One has to remember that even by our constitution, being Filipino is not about "blood ties". It is really about the paper trail and if you have valid claims to PH citizenship if you can prove that at least one of your parent was a Filipino citizen upon your birth.
If for example one was already past the age of 18 when the dual nationality act was passed, and their parent lost their Philippine citizenship before they were born, the government will not recognize them as PH citizens. If the PH government does not recognize them as PH citizens due to not meeting the requirements to claim PH citizenship, "ancestral ties" is useless.
The PH nationality laws is NOT like that of Israel or Ireland where if you can prove you have "Irish DNA" or "Jewish DNA" , you can claim citizenship in those countries even if you are 20 generations removed from those places. The Philippines defines Filipino not as ancestry or ethnicity or bloodline but solely on legal grounds.
If we are going to overemphasize "ancestry", "blood ties", "descent" we might as well tell people like Geo Chiu or Isaac Go to represent the PRC because that is the country they have "blood ties" to. After all their grandparents/parents are migrants from China not more than 100 years ago.
If Gabe Norwood's mother (who is "half" Filipino. Norwood is "one fourth") did not give birth to him when she was a minor, Gabe will not be able to claim PH citizenship unless he gets a sponsor that will bribe someone in the PSA or DFA. Small legal technicalities matter a lot.

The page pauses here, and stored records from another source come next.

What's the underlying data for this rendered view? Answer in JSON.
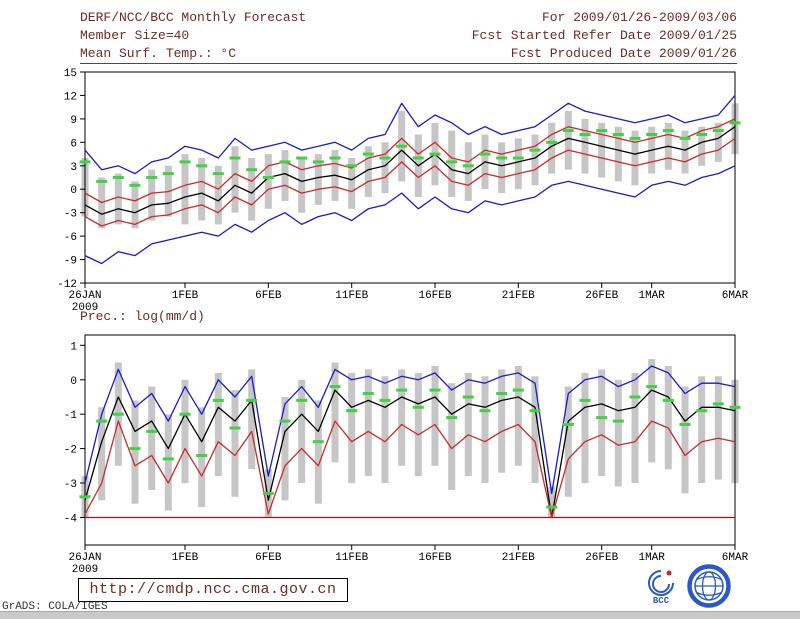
{
  "header": {
    "title": "DERF/NCC/BCC Monthly Forecast",
    "member_size": "Member Size=40",
    "for_range": "For 2009/01/26-2009/03/06",
    "refer_date": "Fcst Started Refer Date 2009/01/25",
    "produced_date": "Fcst Produced Date 2009/01/26"
  },
  "footer": {
    "url": "http://cmdp.ncc.cma.gov.cn",
    "grads": "GrADS: COLA/IGES",
    "bcc_label": "BCC"
  },
  "colors": {
    "header_text": "#6f2a24",
    "ensemble_extreme_line": "#1a1acd",
    "quartile_line": "#cc2929",
    "median_line": "#000000",
    "observation_dash": "#44d044",
    "spread_bar": "#c6c6c6",
    "precip_floor_line": "#aa1111"
  },
  "chart_data": [
    {
      "type": "line",
      "name": "mean-surface-temperature",
      "title": "Mean Surf. Temp.: °C",
      "ylim": [
        -12,
        15
      ],
      "yticks": [
        15,
        12,
        9,
        6,
        3,
        0,
        -3,
        -6,
        -9,
        -12
      ],
      "grid": false,
      "legend": "none",
      "xticks": [
        {
          "label": "26JAN",
          "sublabel": "2009",
          "index": 0
        },
        {
          "label": "1FEB",
          "index": 6
        },
        {
          "label": "6FEB",
          "index": 11
        },
        {
          "label": "11FEB",
          "index": 16
        },
        {
          "label": "16FEB",
          "index": 21
        },
        {
          "label": "21FEB",
          "index": 26
        },
        {
          "label": "26FEB",
          "index": 31
        },
        {
          "label": "1MAR",
          "index": 34
        },
        {
          "label": "6MAR",
          "index": 39
        }
      ],
      "bars": {
        "name": "ensemble-spread",
        "color": "#c6c6c6",
        "low": [
          -3.5,
          -5,
          -4.5,
          -5,
          -4,
          -3.5,
          -4.5,
          -4,
          -4.5,
          -3,
          -4,
          -2.5,
          -1.5,
          -3,
          -2,
          -1.5,
          -2.5,
          -1,
          -0.5,
          1,
          -1,
          0.5,
          -1,
          -1.5,
          0,
          -0.5,
          0,
          0.5,
          2,
          2.5,
          2,
          1.5,
          1,
          0.5,
          2,
          2.5,
          2,
          3,
          3.5,
          4.5
        ],
        "high": [
          4,
          1.5,
          2,
          1,
          2.5,
          3,
          4.5,
          4,
          3,
          5.5,
          4,
          4.5,
          5,
          4,
          4.5,
          5,
          4,
          5.5,
          6,
          10,
          7,
          8.5,
          7.5,
          6,
          7,
          6,
          6.5,
          7,
          8.5,
          10,
          9,
          8.5,
          8,
          7.5,
          8,
          8.5,
          7.5,
          8,
          8.5,
          11
        ]
      },
      "series": [
        {
          "name": "ensemble-max",
          "color": "#1a1acd",
          "style": "line",
          "values": [
            5,
            2.5,
            3,
            2,
            3.5,
            4,
            5.5,
            5,
            4,
            6.5,
            5,
            5.5,
            6,
            5,
            5.5,
            6,
            5,
            6.5,
            7,
            11,
            8,
            9.5,
            8.5,
            7,
            8,
            7,
            7.5,
            8,
            9.5,
            11,
            10,
            9.5,
            9,
            8.5,
            9,
            9.5,
            8.5,
            9,
            9.5,
            12
          ]
        },
        {
          "name": "upper-quartile",
          "color": "#cc2929",
          "style": "line",
          "values": [
            -0.5,
            -1.7,
            -1,
            -1.5,
            -0.5,
            -0.3,
            0.5,
            1,
            0,
            2,
            1,
            3,
            3.5,
            2.5,
            3,
            3.3,
            2.7,
            4,
            4.5,
            6.5,
            4.5,
            6,
            4,
            3.5,
            5,
            4.5,
            5,
            5.5,
            7,
            8,
            7.5,
            7,
            6.5,
            6,
            6.5,
            7,
            6.5,
            7.5,
            8,
            9
          ]
        },
        {
          "name": "ensemble-median",
          "color": "#000000",
          "style": "line",
          "values": [
            -2,
            -3.2,
            -2.5,
            -3,
            -2,
            -1.8,
            -1,
            -0.5,
            -1.5,
            0.5,
            -0.5,
            1.5,
            2,
            1,
            1.5,
            1.8,
            1.2,
            2.5,
            3,
            5,
            3,
            4.5,
            2.5,
            2,
            3.5,
            3,
            3.5,
            4,
            5.5,
            6.5,
            6,
            5.5,
            5,
            4.5,
            5,
            5.5,
            5,
            6,
            6.5,
            8
          ]
        },
        {
          "name": "lower-quartile",
          "color": "#cc2929",
          "style": "line",
          "values": [
            -3.5,
            -4.7,
            -4,
            -4.5,
            -3.5,
            -3.3,
            -2.5,
            -2,
            -3,
            -1,
            -2,
            0,
            0.5,
            -0.5,
            0,
            0.3,
            -0.3,
            1,
            1.5,
            3.5,
            1.5,
            3,
            1,
            0.5,
            2,
            1.5,
            2,
            2.5,
            4,
            5,
            4.5,
            4,
            3.5,
            3,
            3.5,
            4,
            3.5,
            4.5,
            5,
            6.5
          ]
        },
        {
          "name": "ensemble-min",
          "color": "#1a1acd",
          "style": "line",
          "values": [
            -8.5,
            -9.5,
            -8,
            -8.5,
            -7,
            -6.5,
            -6,
            -5.5,
            -6,
            -4.5,
            -5.5,
            -4,
            -3,
            -4.5,
            -3.5,
            -3,
            -4,
            -2.5,
            -2,
            -0.5,
            -2.5,
            -1,
            -2.5,
            -3,
            -1.5,
            -2,
            -1.5,
            -1,
            0.5,
            1,
            0.5,
            0,
            -0.5,
            -1,
            0.5,
            1,
            0.5,
            1.5,
            2,
            3
          ]
        },
        {
          "name": "observation",
          "color": "#44d044",
          "style": "dash",
          "values": [
            3.5,
            1,
            1.5,
            0.5,
            1.5,
            2,
            3.5,
            3,
            2,
            4,
            2.5,
            1.5,
            3.5,
            4,
            3.5,
            4,
            3,
            4.5,
            4,
            5.5,
            4,
            4.5,
            3.5,
            3,
            4.5,
            4,
            4,
            5,
            6,
            7.5,
            7,
            7.5,
            7,
            6.5,
            7,
            7.5,
            6.5,
            7,
            7.5,
            8.5
          ]
        }
      ]
    },
    {
      "type": "line",
      "name": "precipitation",
      "title": "Prec.: log(mm/d)",
      "ylim": [
        -4.8,
        1.3
      ],
      "yticks": [
        1,
        0,
        -1,
        -2,
        -3,
        -4
      ],
      "grid": false,
      "legend": "none",
      "xticks": [
        {
          "label": "26JAN",
          "sublabel": "2009",
          "index": 0
        },
        {
          "label": "1FEB",
          "index": 6
        },
        {
          "label": "6FEB",
          "index": 11
        },
        {
          "label": "11FEB",
          "index": 16
        },
        {
          "label": "16FEB",
          "index": 21
        },
        {
          "label": "21FEB",
          "index": 26
        },
        {
          "label": "26FEB",
          "index": 31
        },
        {
          "label": "1MAR",
          "index": 34
        },
        {
          "label": "6MAR",
          "index": 39
        }
      ],
      "const_lines": [
        {
          "name": "precip-floor",
          "y": -4,
          "color": "#aa1111"
        }
      ],
      "bars": {
        "name": "ensemble-spread",
        "color": "#c6c6c6",
        "low": [
          -4,
          -3.5,
          -2.5,
          -3.6,
          -3.2,
          -3.8,
          -3,
          -3.7,
          -2.8,
          -3.4,
          -2.6,
          -4,
          -3.5,
          -3,
          -3.6,
          -2.4,
          -3,
          -2.8,
          -3,
          -2.5,
          -2.8,
          -2.5,
          -3.2,
          -2.8,
          -3,
          -2.7,
          -2.5,
          -3,
          -4,
          -3.4,
          -3,
          -2.8,
          -3.1,
          -3,
          -2.4,
          -2.6,
          -3.3,
          -3,
          -2.9,
          -3
        ],
        "high": [
          -2.8,
          -0.8,
          0.5,
          -0.6,
          -0.2,
          -1,
          0,
          -0.8,
          0.2,
          -0.3,
          0.3,
          -2.6,
          -0.5,
          0,
          -0.6,
          0.5,
          0.2,
          0.3,
          0.1,
          0.3,
          0.2,
          0.4,
          -0.1,
          0.2,
          0.1,
          0.3,
          0.4,
          0.1,
          -3.1,
          -0.2,
          0.2,
          0.3,
          0,
          0.2,
          0.6,
          0.4,
          -0.2,
          0.1,
          0.1,
          0
        ]
      },
      "series": [
        {
          "name": "ensemble-max",
          "color": "#1a1acd",
          "style": "line",
          "values": [
            -3,
            -1,
            0.3,
            -0.8,
            -0.4,
            -1.2,
            -0.2,
            -1,
            0,
            -0.5,
            0.1,
            -2.8,
            -0.7,
            -0.2,
            -0.8,
            0.3,
            0,
            0.1,
            -0.1,
            0.1,
            0,
            0.2,
            -0.3,
            0,
            -0.1,
            0.1,
            0.2,
            -0.1,
            -3.3,
            -0.4,
            0,
            0.1,
            -0.2,
            0,
            0.4,
            0.2,
            -0.4,
            -0.1,
            -0.1,
            -0.2
          ]
        },
        {
          "name": "ensemble-median",
          "color": "#000000",
          "style": "line",
          "values": [
            -3.5,
            -1.8,
            -0.5,
            -1.5,
            -1.2,
            -2,
            -1,
            -1.8,
            -0.8,
            -1.2,
            -0.6,
            -3.5,
            -1.5,
            -1,
            -1.5,
            -0.3,
            -0.8,
            -0.6,
            -0.8,
            -0.5,
            -0.7,
            -0.5,
            -1,
            -0.7,
            -0.8,
            -0.6,
            -0.5,
            -0.8,
            -4,
            -1.2,
            -0.8,
            -0.7,
            -0.9,
            -0.8,
            -0.3,
            -0.5,
            -1.2,
            -0.8,
            -0.8,
            -0.9
          ]
        },
        {
          "name": "lower-quartile",
          "color": "#cc2929",
          "style": "line",
          "values": [
            -3.9,
            -3,
            -1.2,
            -2.5,
            -2.2,
            -3,
            -2,
            -2.8,
            -1.8,
            -2.2,
            -1.5,
            -3.9,
            -2.5,
            -2,
            -2.5,
            -1.2,
            -1.8,
            -1.5,
            -1.8,
            -1.3,
            -1.6,
            -1.3,
            -2,
            -1.6,
            -1.8,
            -1.5,
            -1.3,
            -1.8,
            -4,
            -2.3,
            -1.8,
            -1.6,
            -1.9,
            -1.8,
            -1.2,
            -1.4,
            -2.2,
            -1.8,
            -1.7,
            -1.8
          ]
        },
        {
          "name": "observation",
          "color": "#44d044",
          "style": "dash",
          "values": [
            -3.4,
            -1.2,
            -1,
            -2,
            -1.5,
            -2.3,
            -1,
            -2.2,
            -0.6,
            -1.4,
            -0.6,
            -3.3,
            -1.2,
            -0.6,
            -1.8,
            -0.2,
            -0.9,
            -0.4,
            -0.6,
            -0.3,
            -0.8,
            -0.3,
            -1.1,
            -0.5,
            -0.9,
            -0.4,
            -0.3,
            -0.9,
            -3.7,
            -1.3,
            -0.6,
            -1.1,
            -1.2,
            -0.5,
            -0.2,
            -0.6,
            -1.3,
            -0.9,
            -0.7,
            -0.8
          ]
        }
      ]
    }
  ]
}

Justin Brownlee can pretty much get his children to be part of a future Gilas team (granting that he processes their derivative PH citizenship while they are minors) and be considered a local despite the lack of "blood ties". His children's ties to the Philippines is not from "blood" or "ancestry" but from the fact that Brownlee is legally (aka paperwork) a Filipino. JBLs grandchildren can pretty be much as natural-born Filipinos as Oftana or Carl Tamayo despite the lack of what people refer to as "Filipino" blood which is just Austronesian ancestry (which is shared in large part of the Pacific World).

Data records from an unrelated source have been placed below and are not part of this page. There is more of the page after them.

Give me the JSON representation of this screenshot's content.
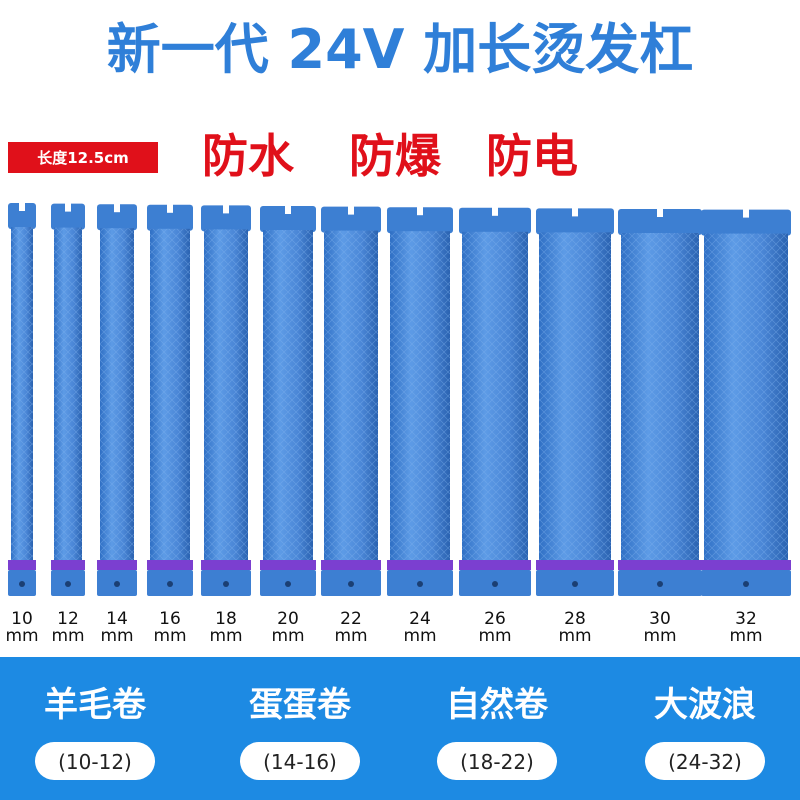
{
  "title": "新一代 24V 加长烫发杠",
  "badge": "长度12.5cm",
  "features": [
    "防水",
    "防爆",
    "防电"
  ],
  "rods": [
    {
      "size": "10",
      "unit": "mm"
    },
    {
      "size": "12",
      "unit": "mm"
    },
    {
      "size": "14",
      "unit": "mm"
    },
    {
      "size": "16",
      "unit": "mm"
    },
    {
      "size": "18",
      "unit": "mm"
    },
    {
      "size": "20",
      "unit": "mm"
    },
    {
      "size": "22",
      "unit": "mm"
    },
    {
      "size": "24",
      "unit": "mm"
    },
    {
      "size": "26",
      "unit": "mm"
    },
    {
      "size": "28",
      "unit": "mm"
    },
    {
      "size": "30",
      "unit": "mm"
    },
    {
      "size": "32",
      "unit": "mm"
    }
  ],
  "groups": [
    {
      "name": "羊毛卷",
      "range": "(10-12)"
    },
    {
      "name": "蛋蛋卷",
      "range": "(14-16)"
    },
    {
      "name": "自然卷",
      "range": "(18-22)"
    },
    {
      "name": "大波浪",
      "range": "(24-32)"
    }
  ]
}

The problem with Qatar is not the lack of "blood ties" but lack of any kind of non-transactional relations between their players and the country they are representing. Harris neither has a parent who lived in Qatar nor did he prior to becoming a mercenary for them. If Qatar fielded someone whose both parents hailed from the Philippines but grew up in Qatar, that is a significant non-blood ties to Qatar.
It is important to note the origin and history of the term Filipino. The birth of the national consciousness of being a Filipino did not originate from the people we think as having "Filipino ancestry" (Austronesian peoples) but from the local-born Europeans. The first known person to refer to himself as a Filipino in a nationalistic way was not an "indio" but someone of European descent - Luis Rodriquez Varela. He was even known as
El Conde Filipino.
The movie Gomburza shows the concept of Filipinoness very well - particularly during the conversation of Pedro Pelaez and Jose Burgos - and both of them are of European descent.